Eine Änderung gibt es bei den Teilnehmern: Neben Marianne, Martin, Jan und Svenja vom Vorjahr ist Christoph neu dabei; Sarah muß dafür leider aussetzen. Neu ist auch die kleine Videocamera, die das unhandliche 4-Kilo-Modell ablöst.
Der erste Osterferien-Stau stoppt uns kurz vor Frankfurt; bald darauf losen wir aus, ob wie die A5 oder die A67 nehmen sollen. Diese gewinnt; zum Glück, denn kurz darauf meldet der Verkehrsfunk mehrere längere Staus auf der A5.

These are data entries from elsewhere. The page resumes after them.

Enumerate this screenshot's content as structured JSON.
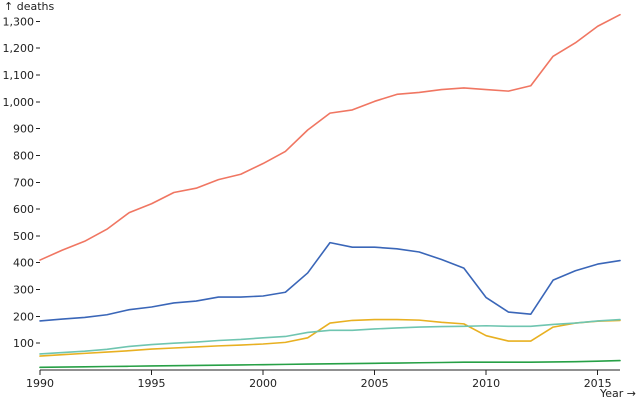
{
  "chart_data": {
    "type": "line",
    "title": "",
    "xlabel": "Year →",
    "ylabel": "↑ deaths",
    "xlim": [
      1990,
      2016
    ],
    "ylim": [
      0,
      1350
    ],
    "grid": false,
    "legend": "none",
    "x_ticks": [
      1990,
      1995,
      2000,
      2005,
      2010,
      2015
    ],
    "y_ticks": [
      100,
      200,
      300,
      400,
      500,
      600,
      700,
      800,
      900,
      1000,
      1100,
      1200,
      1300
    ],
    "x": [
      1990,
      1991,
      1992,
      1993,
      1994,
      1995,
      1996,
      1997,
      1998,
      1999,
      2000,
      2001,
      2002,
      2003,
      2004,
      2005,
      2006,
      2007,
      2008,
      2009,
      2010,
      2011,
      2012,
      2013,
      2014,
      2015,
      2016
    ],
    "series": [
      {
        "color": "#f07662",
        "values": [
          410,
          447,
          480,
          525,
          587,
          620,
          662,
          678,
          710,
          730,
          770,
          815,
          895,
          958,
          970,
          1002,
          1028,
          1035,
          1046,
          1052,
          1046,
          1040,
          1060,
          1170,
          1220,
          1282,
          1325
        ]
      },
      {
        "color": "#3a66b8",
        "values": [
          183,
          190,
          196,
          206,
          225,
          235,
          250,
          257,
          272,
          272,
          276,
          290,
          362,
          475,
          458,
          458,
          452,
          440,
          412,
          380,
          270,
          216,
          208,
          335,
          370,
          395,
          408
        ]
      },
      {
        "color": "#e8b021",
        "values": [
          52,
          57,
          62,
          67,
          72,
          78,
          82,
          86,
          90,
          93,
          97,
          103,
          120,
          175,
          185,
          188,
          188,
          186,
          178,
          172,
          128,
          108,
          108,
          160,
          175,
          182,
          185
        ]
      },
      {
        "color": "#6fc5b0",
        "values": [
          60,
          65,
          70,
          77,
          88,
          95,
          100,
          104,
          110,
          114,
          120,
          125,
          140,
          148,
          148,
          153,
          157,
          160,
          162,
          163,
          165,
          163,
          163,
          170,
          175,
          183,
          188
        ]
      },
      {
        "color": "#27a046",
        "values": [
          10,
          11,
          12,
          13,
          14,
          15,
          16,
          17,
          18,
          19,
          20,
          21,
          22,
          23,
          24,
          25,
          26,
          27,
          28,
          29,
          29,
          29,
          29,
          30,
          31,
          33,
          35
        ]
      }
    ]
  }
}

Um Mitternacht haben wir den Gotthard-Tunnel durchquert. Auf der Alpennordseite lag noch eine Menge Schnee neben der Straße. 20 Km hinter dem Tunnel biegen wir erleichtert auf „unseren“ Parkplatz ab – vor allem Martin als Fahrer freut sich auf`s Schichtende nach 713 Km Non-Stop-Fahrt.
Vor einem letzten Schlummertrunk müssen noch schnell die Betten hergerichtet werden: 2 Leute können mit Isomatten auf den beiden Sitzbänken schlafen; die anderen machen es sich auf der Empore gemütlich. Die Fahrräder müssen dazu natürlich ausgeladen werden. Vorsorglich ketten wir sie an der vorderen Stoßstange fest.
Samstag, 22.3.97, 2. Tag
Die Übernachtung im Transit mit 5 Leuten war nicht besonders komfortabel; vor allem aber schweinekalt! Gegen sechs Uhr lässt uns die Kälte nicht mehr länger schlafen; eine Stunde später sind wir schon wieder unterwegs. Die erste gute Tat des Tages haben wir als Pfadfinder auch schon hinter uns: der Fahrer eines Wohnmobils hatte über Nacht wohl zu viele Stromverbraucher laufen – wir leisten ihm mit unserem Fahrzeug gerne Starthilfe.
Bald darauf verlassen wir die Schweiz und fahren in beständigem Tempo (na ja, mehr als 120 – 130 Km/h gibt der Transit ja nicht her) über Mailand und Modena in Richtung La Spezia. Die Durchquerung des Apennin ist wie immer eine tolle Sache mit vielen interessanten Ausblicken. Während Martin sich auf die teilweise ganz schön holprige Fahrbahn konzentriert, zählen die anderen derweil schon mal die vielen „Galeria“. Auch sonst frischen die Schilder an und neben der Autobahn unsere minimalen Italienisch-Kenntnisse auf.
An den Marmor-Steinbrüchen von Carrara vorbei erreichen wir bald Pisa und machen selbstverständlich einen Kurzbesuch beim „La Torre“. Zeit haben wir ja noch genug; bis zum Fährhafen von Livorno sind es nur noch ein paar Kilometer und unsere Fähre geht ja erst am Abend. Also nix wie rein mit dem Transit in das Verkehrsgetümmel von Pisa. Schon bald haben wir einen bewachten Parkplatz in der Nähe des Turmes gefunden.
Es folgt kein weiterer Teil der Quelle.